JACKSON, Tenn. – April 24, 2006 – If you have ever considered our country’s collective ecclesiology to be overly ego-centric, then the nature of David Hall’s recently published study in the “Journal of the American Board of Family” comes as no surprise. Funded in part by the John Templeton Foundation, this general surgery resident at the University of Pittsburgh who is also an Episcopal priest found that people who attend weekly religious services have a longer life expectancy than those who sleep in on Sundays.
Other previous studies have shown that physical exercise often adds three-to-five years of longevity and that taking cholesterol-lowering prescription drugs can add an average of 2.5-3.5 years to one’s life, but Hall suggests that church attendance might be a more appealing route toward older age.

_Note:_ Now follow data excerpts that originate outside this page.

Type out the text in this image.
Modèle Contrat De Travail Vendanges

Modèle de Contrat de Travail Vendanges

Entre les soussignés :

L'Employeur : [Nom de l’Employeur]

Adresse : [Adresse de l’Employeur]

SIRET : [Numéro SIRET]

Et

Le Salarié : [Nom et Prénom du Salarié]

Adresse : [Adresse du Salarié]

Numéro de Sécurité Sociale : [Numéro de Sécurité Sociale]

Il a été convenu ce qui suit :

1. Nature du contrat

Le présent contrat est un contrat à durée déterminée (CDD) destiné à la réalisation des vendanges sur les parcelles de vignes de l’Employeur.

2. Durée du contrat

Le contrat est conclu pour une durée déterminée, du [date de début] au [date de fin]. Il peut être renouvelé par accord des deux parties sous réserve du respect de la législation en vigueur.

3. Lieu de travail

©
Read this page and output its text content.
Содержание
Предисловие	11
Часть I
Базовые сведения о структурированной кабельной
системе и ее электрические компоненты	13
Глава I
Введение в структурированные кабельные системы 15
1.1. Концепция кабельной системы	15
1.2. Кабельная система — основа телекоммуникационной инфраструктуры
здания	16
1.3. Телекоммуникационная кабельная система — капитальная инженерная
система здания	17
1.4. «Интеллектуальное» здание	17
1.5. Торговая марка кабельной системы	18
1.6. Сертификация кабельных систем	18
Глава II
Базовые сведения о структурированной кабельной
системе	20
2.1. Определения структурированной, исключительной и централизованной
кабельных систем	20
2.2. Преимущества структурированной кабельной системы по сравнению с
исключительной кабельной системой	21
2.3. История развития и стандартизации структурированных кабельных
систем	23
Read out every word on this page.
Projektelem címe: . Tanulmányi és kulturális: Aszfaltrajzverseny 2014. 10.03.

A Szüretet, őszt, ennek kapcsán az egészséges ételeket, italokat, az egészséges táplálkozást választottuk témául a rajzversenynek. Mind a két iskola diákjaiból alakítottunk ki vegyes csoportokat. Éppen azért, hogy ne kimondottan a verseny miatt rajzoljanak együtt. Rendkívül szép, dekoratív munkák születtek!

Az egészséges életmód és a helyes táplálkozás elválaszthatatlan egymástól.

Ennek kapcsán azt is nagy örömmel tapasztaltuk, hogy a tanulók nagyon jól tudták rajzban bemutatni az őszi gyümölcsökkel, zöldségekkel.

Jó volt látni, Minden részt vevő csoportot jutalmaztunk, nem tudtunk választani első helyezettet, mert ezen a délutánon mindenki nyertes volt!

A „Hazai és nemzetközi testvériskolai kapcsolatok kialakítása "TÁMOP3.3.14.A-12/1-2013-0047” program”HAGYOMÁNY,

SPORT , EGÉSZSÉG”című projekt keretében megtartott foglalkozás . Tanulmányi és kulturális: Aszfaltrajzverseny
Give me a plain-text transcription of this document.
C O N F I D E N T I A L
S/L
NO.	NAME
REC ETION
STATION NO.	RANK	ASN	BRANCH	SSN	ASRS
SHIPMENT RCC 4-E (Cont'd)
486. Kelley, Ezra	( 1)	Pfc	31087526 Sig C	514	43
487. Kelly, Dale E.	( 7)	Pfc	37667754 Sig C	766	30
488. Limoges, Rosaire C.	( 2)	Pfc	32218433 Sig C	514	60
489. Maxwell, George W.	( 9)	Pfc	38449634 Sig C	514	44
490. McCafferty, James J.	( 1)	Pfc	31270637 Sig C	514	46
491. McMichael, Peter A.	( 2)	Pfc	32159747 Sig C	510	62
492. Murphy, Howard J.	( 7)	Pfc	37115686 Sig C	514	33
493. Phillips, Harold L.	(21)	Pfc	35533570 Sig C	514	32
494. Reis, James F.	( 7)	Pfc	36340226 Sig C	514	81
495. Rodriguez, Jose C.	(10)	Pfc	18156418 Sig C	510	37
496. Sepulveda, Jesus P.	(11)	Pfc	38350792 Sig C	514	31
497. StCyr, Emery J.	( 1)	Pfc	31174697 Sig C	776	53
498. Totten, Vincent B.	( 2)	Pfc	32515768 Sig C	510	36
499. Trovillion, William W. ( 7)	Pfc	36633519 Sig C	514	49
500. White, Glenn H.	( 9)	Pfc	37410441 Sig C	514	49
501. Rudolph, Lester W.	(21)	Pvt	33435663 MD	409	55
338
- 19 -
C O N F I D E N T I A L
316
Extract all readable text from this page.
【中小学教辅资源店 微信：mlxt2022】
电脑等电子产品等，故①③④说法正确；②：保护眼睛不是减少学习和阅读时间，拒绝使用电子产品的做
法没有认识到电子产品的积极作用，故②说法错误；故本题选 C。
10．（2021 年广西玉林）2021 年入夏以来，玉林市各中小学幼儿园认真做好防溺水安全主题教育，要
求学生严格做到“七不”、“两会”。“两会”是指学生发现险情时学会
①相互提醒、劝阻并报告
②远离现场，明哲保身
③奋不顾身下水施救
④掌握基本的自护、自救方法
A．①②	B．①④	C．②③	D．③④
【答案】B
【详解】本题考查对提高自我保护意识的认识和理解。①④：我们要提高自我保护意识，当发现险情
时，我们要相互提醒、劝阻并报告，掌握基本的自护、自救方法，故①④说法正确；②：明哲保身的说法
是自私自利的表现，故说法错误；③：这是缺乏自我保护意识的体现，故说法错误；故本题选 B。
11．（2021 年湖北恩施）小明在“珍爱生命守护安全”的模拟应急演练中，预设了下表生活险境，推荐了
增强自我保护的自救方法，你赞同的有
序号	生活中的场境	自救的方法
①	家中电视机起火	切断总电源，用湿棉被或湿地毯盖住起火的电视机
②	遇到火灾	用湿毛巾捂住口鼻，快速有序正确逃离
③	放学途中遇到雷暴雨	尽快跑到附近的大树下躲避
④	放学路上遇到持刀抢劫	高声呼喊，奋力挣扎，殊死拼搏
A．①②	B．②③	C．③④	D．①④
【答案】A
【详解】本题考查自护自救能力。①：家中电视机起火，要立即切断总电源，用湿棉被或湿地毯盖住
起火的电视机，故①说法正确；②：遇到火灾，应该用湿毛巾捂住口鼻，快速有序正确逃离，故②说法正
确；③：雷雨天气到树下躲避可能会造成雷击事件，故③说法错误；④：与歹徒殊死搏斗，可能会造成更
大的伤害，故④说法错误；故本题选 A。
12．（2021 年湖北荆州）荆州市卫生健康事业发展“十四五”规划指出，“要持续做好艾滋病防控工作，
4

Rather than sweating so profusely or spending large amounts of money on medicines during however many years one has, going to church certainly seems less strenuous and more cost efficient.
The headline, “Study: Go to church, live 3.1 years longer,” joined a tired list of other studies concerning church attendance in America. George Barna reported that 45 percent of American adults attended church in a typical 2004 weekend, not including weddings, funerals or other special events. He also has stated that during that same year, 58 percent of Republicans attended a church service over the weekends while only 46 percent of Democrats did the same. An ABC News poll recently reported that 60 percent of those 65 years old and older attend religious services weekly while only 28 percent of those ages 18-30 do so.
Studies analyzing church attendance are many, but this latest analysis speaks to a perceived benefit of going to church regularly — namely, a longer life. Hall suggests that church attendance is comparable to other commonly recommended therapies that might contribute to the lengthening of life. Being a significant part of a close knit community or experiencing the “enhanced sense of purpose” that comes from attending church also may be positive factors which contribute to his findings. Regardless, the time, energy and money invested into this study resulted in the less-than-definitive conclusion that going to church may help you live longer.
Granted, many things may help you live longer. Wearing seat belts, sleeping a certain number of hours each night, eating the right foods, brushing your teeth, and the list goes on.
However, thinking about church attendance in light of life expectancy seems to be incongruous. It simply has a self-centered and overly pragmatic feel to it.
Scripture nowhere promises longer life for those who go to church. In fact, Psalm 139:16 indicates that the number of days formed for us are already written in God’s book. Moreover, elsewhere, the psalmist prays for a greater realization of how short his life is when he says, “O Lord, make me know the end and what is the measure of my days; let me know how fleeting I am!” (Psalm 39:4)
In Acts 5, Ananias and Sapphira certainly felt the brevity of their days when their deceitful spirits joined up with their apparently regular church attendance. For them, going to church was disastrous. It brought a tragic end to their life. If Ananias and Sapphira were around today, they probably would question Hall’s study.
If those Scriptures are not enough, Jesus’ prediction to some of those in the Smyrnan church can be heard as nothing less than an early death sentence. The message to them was, “Do not fear what you are about to suffer. Behold, the devil is about to throw some of you into prison, that you may be tested, and for 10 days you will have tribulation. Be faithful unto death, and I will give you the crown of life.” (Revelation 2:10)
Believers need to think of church not in terms of what earthly benefits it may provide, but in terms of its nature and God-ordained purpose. When we Christians bear these things in mind, we will be reminded regularly that we are not a people who go to church. We are the church.
Hebrews 10:24-25 states, “And let us consider how to stir up one another to love and good works, not neglecting to meet together, as is the habit of some, but encouraging one another, and all the more as you see the Day drawing near.”
Yes, studies may show that going to church may lengthen one’s life, but Christians should neither expect lengthened years nor be motivated by them. The Bible’s command is reason enough to assemble together.
This Sunday, as we pile into our vehicles and head off to our churches’ gatherings, let us do so not with a desire to live longer, but with the desire to live obediently.